Pertama, menentukan harga satu kursi dalam satu daerah pemilihan dengan menggunakan rumus v (vote) : s (seat). Kedua, menghitung jumlah perolehan kursi masing-masing partai politik dalam satu daerah pemilihan, dengan cara jumlah perolehan suara partai di satu dapil di bagi dengan hasil hitung harga satu kursi.
Untuk mengetahui secara lebih spesifik bagaimana masing-masing teknik penghitungan suara bekerja, dikatakan Titi, perlu dilakukan simulasi penghitungan ulang perolehan suara partai politik hasil perolehan suara pada Pemilu 2014 menggunakan lima metode konversi suara menjadi kursi: kuota hare, kuota drop, divisor d’hond, divisor sainte lague dan divisor sainte lague modifikasi.
"Metode penghitungan suara merupakan variabel utama dari sistem pemilu yang bertugas untuk mengkonversi suara menjadi kursi.
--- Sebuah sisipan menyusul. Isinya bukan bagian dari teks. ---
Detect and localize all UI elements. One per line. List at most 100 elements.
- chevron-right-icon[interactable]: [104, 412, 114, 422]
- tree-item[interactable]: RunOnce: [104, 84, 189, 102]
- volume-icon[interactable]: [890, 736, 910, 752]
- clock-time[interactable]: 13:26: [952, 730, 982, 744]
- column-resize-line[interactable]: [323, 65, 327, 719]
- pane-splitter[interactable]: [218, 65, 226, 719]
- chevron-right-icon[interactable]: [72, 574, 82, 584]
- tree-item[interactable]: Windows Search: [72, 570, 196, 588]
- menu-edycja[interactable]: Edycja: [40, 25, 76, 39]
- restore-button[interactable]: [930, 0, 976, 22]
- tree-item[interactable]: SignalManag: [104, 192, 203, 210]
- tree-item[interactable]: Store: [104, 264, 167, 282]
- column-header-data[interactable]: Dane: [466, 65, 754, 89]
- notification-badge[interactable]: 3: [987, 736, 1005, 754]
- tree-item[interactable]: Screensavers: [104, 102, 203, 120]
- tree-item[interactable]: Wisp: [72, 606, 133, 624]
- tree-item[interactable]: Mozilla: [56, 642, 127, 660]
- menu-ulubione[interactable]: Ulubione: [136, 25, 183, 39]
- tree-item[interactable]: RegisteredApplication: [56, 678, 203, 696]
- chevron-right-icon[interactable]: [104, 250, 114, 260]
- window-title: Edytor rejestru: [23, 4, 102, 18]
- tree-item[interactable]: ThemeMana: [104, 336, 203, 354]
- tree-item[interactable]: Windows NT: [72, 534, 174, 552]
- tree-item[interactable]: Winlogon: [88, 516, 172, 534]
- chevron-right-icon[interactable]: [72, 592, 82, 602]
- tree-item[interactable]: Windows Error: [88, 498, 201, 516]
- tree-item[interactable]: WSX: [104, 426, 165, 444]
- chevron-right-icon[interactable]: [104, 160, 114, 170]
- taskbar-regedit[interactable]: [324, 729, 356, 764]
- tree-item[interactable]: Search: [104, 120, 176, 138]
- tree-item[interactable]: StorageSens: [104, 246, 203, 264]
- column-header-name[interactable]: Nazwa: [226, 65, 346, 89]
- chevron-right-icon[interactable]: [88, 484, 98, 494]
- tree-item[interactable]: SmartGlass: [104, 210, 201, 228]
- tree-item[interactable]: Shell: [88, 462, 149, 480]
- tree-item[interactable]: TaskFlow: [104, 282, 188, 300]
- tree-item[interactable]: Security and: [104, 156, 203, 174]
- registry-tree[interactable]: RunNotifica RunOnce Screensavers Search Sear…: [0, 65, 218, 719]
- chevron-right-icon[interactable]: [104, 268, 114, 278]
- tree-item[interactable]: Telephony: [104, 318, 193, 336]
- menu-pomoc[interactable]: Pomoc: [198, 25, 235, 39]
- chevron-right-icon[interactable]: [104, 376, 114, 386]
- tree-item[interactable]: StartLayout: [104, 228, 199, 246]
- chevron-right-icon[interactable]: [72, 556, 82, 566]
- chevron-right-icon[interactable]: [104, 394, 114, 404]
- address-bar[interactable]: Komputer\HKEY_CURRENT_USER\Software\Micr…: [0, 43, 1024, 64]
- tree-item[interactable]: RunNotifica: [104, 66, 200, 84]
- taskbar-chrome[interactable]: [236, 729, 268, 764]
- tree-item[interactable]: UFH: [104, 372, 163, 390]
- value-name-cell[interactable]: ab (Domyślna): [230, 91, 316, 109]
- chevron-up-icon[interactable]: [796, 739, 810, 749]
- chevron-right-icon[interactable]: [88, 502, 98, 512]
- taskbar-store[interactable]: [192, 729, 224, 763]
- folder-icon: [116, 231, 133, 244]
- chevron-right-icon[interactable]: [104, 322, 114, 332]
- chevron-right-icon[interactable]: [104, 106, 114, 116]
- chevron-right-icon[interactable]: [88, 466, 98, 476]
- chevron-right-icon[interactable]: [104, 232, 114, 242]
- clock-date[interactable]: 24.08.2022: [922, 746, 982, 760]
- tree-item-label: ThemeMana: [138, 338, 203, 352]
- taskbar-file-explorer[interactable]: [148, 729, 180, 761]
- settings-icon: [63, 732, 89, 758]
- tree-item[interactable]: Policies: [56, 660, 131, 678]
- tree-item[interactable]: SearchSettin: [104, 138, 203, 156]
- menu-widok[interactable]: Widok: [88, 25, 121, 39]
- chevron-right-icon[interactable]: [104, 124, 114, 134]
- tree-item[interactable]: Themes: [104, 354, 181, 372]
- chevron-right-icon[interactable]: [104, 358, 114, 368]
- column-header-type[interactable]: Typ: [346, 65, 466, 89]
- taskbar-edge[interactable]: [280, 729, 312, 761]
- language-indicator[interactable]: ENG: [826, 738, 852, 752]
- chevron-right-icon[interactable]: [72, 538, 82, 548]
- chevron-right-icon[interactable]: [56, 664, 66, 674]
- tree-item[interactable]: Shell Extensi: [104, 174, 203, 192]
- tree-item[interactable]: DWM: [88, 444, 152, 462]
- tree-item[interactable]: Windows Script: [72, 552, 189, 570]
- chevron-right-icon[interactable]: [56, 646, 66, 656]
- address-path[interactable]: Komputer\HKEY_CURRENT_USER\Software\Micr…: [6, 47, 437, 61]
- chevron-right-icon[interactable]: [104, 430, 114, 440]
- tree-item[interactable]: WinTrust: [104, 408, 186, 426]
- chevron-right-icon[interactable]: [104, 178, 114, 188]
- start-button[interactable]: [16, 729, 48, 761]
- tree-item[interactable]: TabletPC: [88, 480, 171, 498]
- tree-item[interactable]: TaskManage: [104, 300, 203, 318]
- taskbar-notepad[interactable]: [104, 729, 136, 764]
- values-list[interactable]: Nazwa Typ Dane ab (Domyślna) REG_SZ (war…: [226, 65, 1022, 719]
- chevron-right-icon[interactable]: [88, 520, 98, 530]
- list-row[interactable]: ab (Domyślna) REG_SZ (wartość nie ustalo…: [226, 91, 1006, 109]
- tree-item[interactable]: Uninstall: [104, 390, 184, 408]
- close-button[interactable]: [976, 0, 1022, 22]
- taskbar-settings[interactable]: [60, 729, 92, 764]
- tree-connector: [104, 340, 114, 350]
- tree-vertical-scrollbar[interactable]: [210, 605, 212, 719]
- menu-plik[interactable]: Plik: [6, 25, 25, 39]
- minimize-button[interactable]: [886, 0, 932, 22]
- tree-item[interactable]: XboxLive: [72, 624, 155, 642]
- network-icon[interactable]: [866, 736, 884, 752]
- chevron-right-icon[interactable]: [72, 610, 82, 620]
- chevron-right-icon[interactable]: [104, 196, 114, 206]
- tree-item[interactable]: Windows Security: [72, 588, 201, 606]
Metode penghitungan suara paling tidak berpengaruh pada tiga hal, derajat proporsionalitas suara, jumlah perolehan kursi partai politik, dan sistem kepartaian," jelasnya.
Sehingga, lebih lanjut Titi memaparkan, meski terkesan sangat teknis matematis, pilihan terhadap metode penghitungan suara menjadi arena keberlangsungan hidup partai politik dalam negara demokrasi.